Por isso, causa surpresa. É um comportamento bizarro. Porque
conscientemente instrumental, o conhecimento que se tem do ser inferior
é selectivo, estritamente direccionado para ocupação
e imune a qualquer contaminação de proximidade. As
bombas inteligentes são a versão mais acabada deste
conhecimento em acção.
A ocupação imperial é sempre reivindicada em
nome do espaço vital, a expansão do campo de acção
para que o ser colonizador possa desenvolver plenamente a sua humanidade.

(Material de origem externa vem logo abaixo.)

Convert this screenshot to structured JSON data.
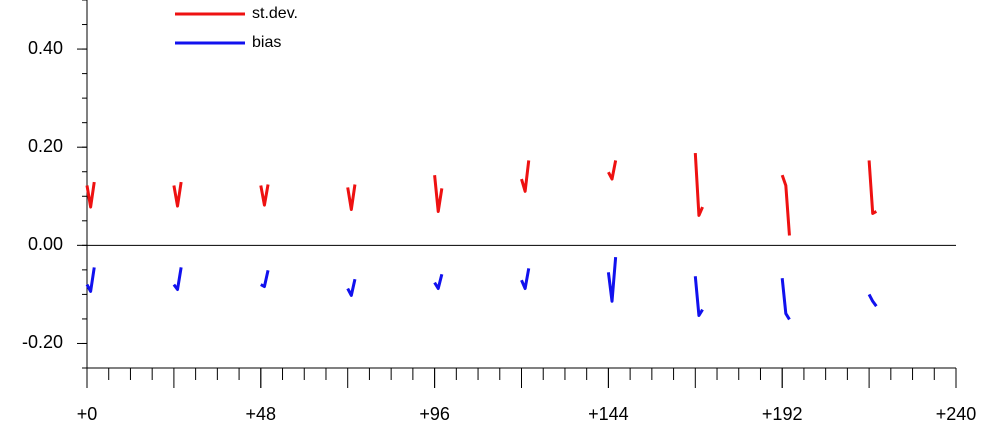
{
  "chart_data": {
    "type": "line",
    "x": [
      0,
      1,
      2,
      null,
      24,
      25,
      26,
      null,
      48,
      49,
      50,
      null,
      72,
      73,
      74,
      null,
      96,
      97,
      98,
      null,
      120,
      121,
      122,
      null,
      144,
      145,
      146,
      null,
      168,
      169,
      170,
      null,
      192,
      193,
      194,
      null,
      216,
      217,
      218
    ],
    "series": [
      {
        "name": "st.dev.",
        "color": "#ee1111",
        "values": [
          0.122,
          0.078,
          0.129,
          null,
          0.122,
          0.08,
          0.129,
          null,
          0.122,
          0.082,
          0.124,
          null,
          0.118,
          0.073,
          0.124,
          null,
          0.143,
          0.069,
          0.116,
          null,
          0.135,
          0.11,
          0.173,
          null,
          0.149,
          0.135,
          0.173,
          null,
          0.188,
          0.061,
          0.078,
          null,
          0.143,
          0.122,
          0.02,
          null,
          0.173,
          0.065,
          0.069
        ]
      },
      {
        "name": "bias",
        "color": "#1111ee",
        "values": [
          -0.08,
          -0.094,
          -0.045,
          null,
          -0.08,
          -0.09,
          -0.045,
          null,
          -0.08,
          -0.084,
          -0.051,
          null,
          -0.088,
          -0.102,
          -0.069,
          null,
          -0.076,
          -0.088,
          -0.059,
          null,
          -0.071,
          -0.088,
          -0.047,
          null,
          -0.055,
          -0.114,
          -0.024,
          null,
          -0.063,
          -0.143,
          -0.131,
          null,
          -0.067,
          -0.139,
          -0.151,
          null,
          -0.1,
          -0.114,
          -0.124
        ]
      }
    ],
    "xlim": [
      0,
      240
    ],
    "xticks": [
      {
        "value": 0,
        "label": "+0"
      },
      {
        "value": 48,
        "label": "+48"
      },
      {
        "value": 96,
        "label": "+96"
      },
      {
        "value": 144,
        "label": "+144"
      },
      {
        "value": 192,
        "label": "+192"
      },
      {
        "value": 240,
        "label": "+240"
      }
    ],
    "ylim": [
      -0.25,
      0.5
    ],
    "yticks": [
      {
        "value": -0.2,
        "label": "-0.20"
      },
      {
        "value": 0,
        "label": "0.00"
      },
      {
        "value": 0.2,
        "label": "0.20"
      },
      {
        "value": 0.4,
        "label": "0.40"
      }
    ],
    "legend": "upper left"
  }
}
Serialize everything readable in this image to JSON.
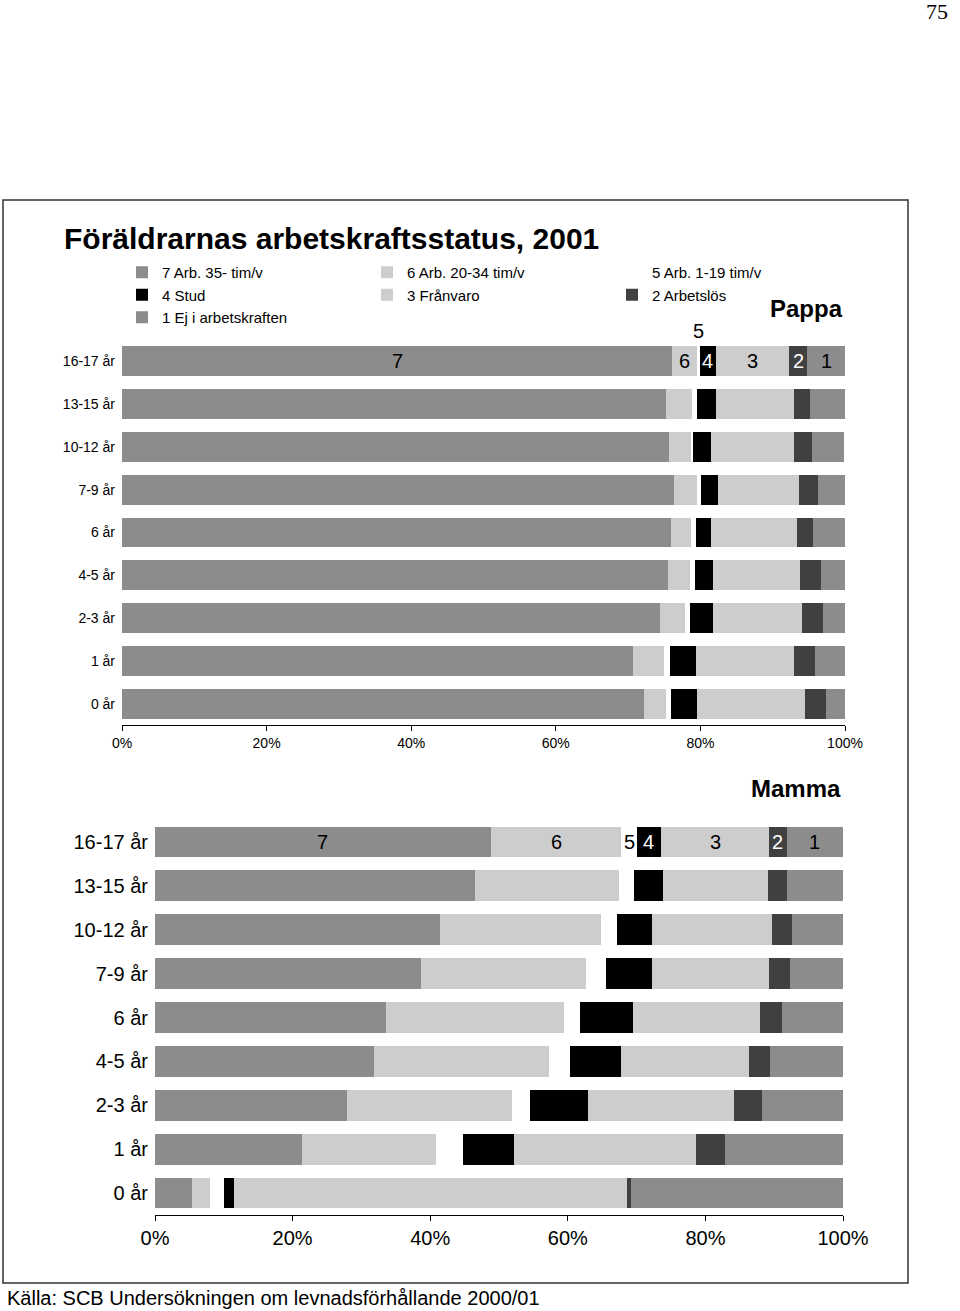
{
  "page_number": "75",
  "title": "Föräldrarnas arbetskraftsstatus, 2001",
  "source": "Källa: SCB Undersökningen om levnadsförhållande 2000/01",
  "chart_data": [
    {
      "type": "bar",
      "title": "Pappa",
      "orientation": "horizontal",
      "stacked": true,
      "grid": false,
      "legend": "top left",
      "categories": [
        "16-17 år",
        "13-15 år",
        "10-12 år",
        "7-9 år",
        "6 år",
        "4-5 år",
        "2-3 år",
        "1 år",
        "0 år"
      ],
      "xlim": [
        0,
        100
      ],
      "xticks": [
        {
          "value": 0,
          "label": "0%"
        },
        {
          "value": 20,
          "label": "20%"
        },
        {
          "value": 40,
          "label": "40%"
        },
        {
          "value": 60,
          "label": "60%"
        },
        {
          "value": 80,
          "label": "80%"
        },
        {
          "value": 100,
          "label": "100%"
        }
      ],
      "series": [
        {
          "name": "7 Arb. 35- tim/v",
          "label": "7",
          "color": "#8c8c8c",
          "values": [
            76.1,
            75.2,
            75.7,
            76.3,
            75.9,
            75.5,
            74.4,
            70.7,
            72.2
          ]
        },
        {
          "name": "6 Arb. 20-34 tim/v",
          "label": "6",
          "color": "#cdcdcd",
          "values": [
            3.4,
            3.6,
            3.0,
            3.2,
            2.8,
            3.0,
            3.5,
            4.3,
            3.0
          ]
        },
        {
          "name": "5 Arb. 1-19 tim/v",
          "label": "5",
          "color": "#ffffff",
          "values": [
            0.4,
            0.7,
            0.3,
            0.6,
            0.7,
            0.7,
            0.6,
            0.8,
            0.7
          ]
        },
        {
          "name": "4 Stud",
          "label": "4",
          "color": "#000000",
          "values": [
            2.2,
            2.6,
            2.5,
            2.3,
            2.1,
            2.6,
            3.3,
            3.6,
            3.6
          ]
        },
        {
          "name": "3 Frånvaro",
          "label": "3",
          "color": "#cdcdcd",
          "values": [
            10.1,
            10.9,
            11.5,
            11.3,
            11.9,
            12.0,
            12.2,
            13.6,
            14.9
          ]
        },
        {
          "name": "2 Arbetslös",
          "label": "2",
          "color": "#404040",
          "values": [
            2.6,
            2.2,
            2.4,
            2.5,
            2.2,
            2.9,
            2.9,
            2.9,
            3.0
          ]
        },
        {
          "name": "1 Ej i arbetskraften",
          "label": "1",
          "color": "#8c8c8c",
          "values": [
            5.2,
            4.8,
            4.4,
            3.8,
            4.4,
            3.3,
            3.1,
            4.1,
            2.6
          ]
        }
      ]
    },
    {
      "type": "bar",
      "title": "Mamma",
      "orientation": "horizontal",
      "stacked": true,
      "grid": false,
      "categories": [
        "16-17 år",
        "13-15 år",
        "10-12 år",
        "7-9 år",
        "6 år",
        "4-5 år",
        "2-3 år",
        "1 år",
        "0 år"
      ],
      "xlim": [
        0,
        100
      ],
      "xticks": [
        {
          "value": 0,
          "label": "0%"
        },
        {
          "value": 20,
          "label": "20%"
        },
        {
          "value": 40,
          "label": "40%"
        },
        {
          "value": 60,
          "label": "60%"
        },
        {
          "value": 80,
          "label": "80%"
        },
        {
          "value": 100,
          "label": "100%"
        }
      ],
      "series": [
        {
          "name": "7 Arb. 35- tim/v",
          "label": "7",
          "color": "#8c8c8c",
          "values": [
            48.8,
            46.5,
            41.4,
            38.7,
            33.6,
            31.8,
            27.9,
            21.4,
            5.4
          ]
        },
        {
          "name": "6 Arb. 20-34 tim/v",
          "label": "6",
          "color": "#cdcdcd",
          "values": [
            19.0,
            20.9,
            23.4,
            24.0,
            25.9,
            25.4,
            24.0,
            19.5,
            2.6
          ]
        },
        {
          "name": "5 Arb. 1-19 tim/v",
          "label": "5",
          "color": "#ffffff",
          "values": [
            2.2,
            2.2,
            2.3,
            2.8,
            2.2,
            3.1,
            2.6,
            3.9,
            2.0
          ]
        },
        {
          "name": "4 Stud",
          "label": "4",
          "color": "#000000",
          "values": [
            3.6,
            4.2,
            5.2,
            6.7,
            7.8,
            7.4,
            8.4,
            7.4,
            1.5
          ]
        },
        {
          "name": "3 Frånvaro",
          "label": "3",
          "color": "#cdcdcd",
          "values": [
            15.7,
            15.3,
            17.4,
            17.0,
            18.5,
            18.6,
            21.2,
            26.5,
            57.1
          ]
        },
        {
          "name": "2 Arbetslös",
          "label": "2",
          "color": "#404040",
          "values": [
            2.5,
            2.8,
            2.9,
            3.1,
            3.1,
            3.1,
            4.1,
            4.1,
            0.6
          ]
        },
        {
          "name": "1 Ej i arbetskraften",
          "label": "1",
          "color": "#8c8c8c",
          "values": [
            8.2,
            8.1,
            7.4,
            7.7,
            8.9,
            10.6,
            11.8,
            17.2,
            30.8
          ]
        }
      ]
    }
  ]
}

Este espaço vital tanto podem ser as terras indígenas
da Conquista, como as terras africanas depois da Conferência
de Berlim, o corpo da mulher, dos escravos ou dos recrutados para
o trabalho forçado, ou agora os poços de petróleo
do Iraque. Para ser eficaz, a reivindicação do espaço
vital tem de ser unilateral e inconsciente da sua unilateralidade.
Na semana passada, o jornalista financeiro da Antena 1 afirmava
com a máxima circunspecção: "Para levantar
a moral dos mercados é fundamental que Bagdade seja ocupada
esta semana".
A humanidade só pode chegar ao colonizado por via da ocupação.
Por isso é tão fácil destruir a democracia
em nome da democracia, eleger ditaduras e reservar os direitos humanos
para quem os merece. Em 5 de Março, o jornalista da Fox News
comentava assim a tortura a que teria sido submetido um alegado
membro da Al Quaeda: "é um pedaço de lixo humano
sem direitos de nenhuma espécie". A ocupação
é uma destruição criadora. Por coerência,
a reconstrução do Iraque tem de começar no
dia da sua destruição. Quanto mais destrutiva é
a ocupação, mais alta é a justificação.
Dizia Hitler: "Deus está connosco". Neste particular,
Bush não é diferente.
Estava errado Kant quando pensava que o iluminismo traria a paz
perpétua. Ao contrário, a guerra é inerente
à modernidade. Estava errado Lenin quando pensava que o imperialismo
era uma fase superior do capitalismo. Ao contrário, o capitalismo
tem sido sempre imperial. Estava errado Marx quando pensava que
o capitalismo era um sistema económico. É, ao contrário,
um sistema de dominação global que inclui a guerra,
o sexismo, o racismo, o colonialismo e o imperialismo.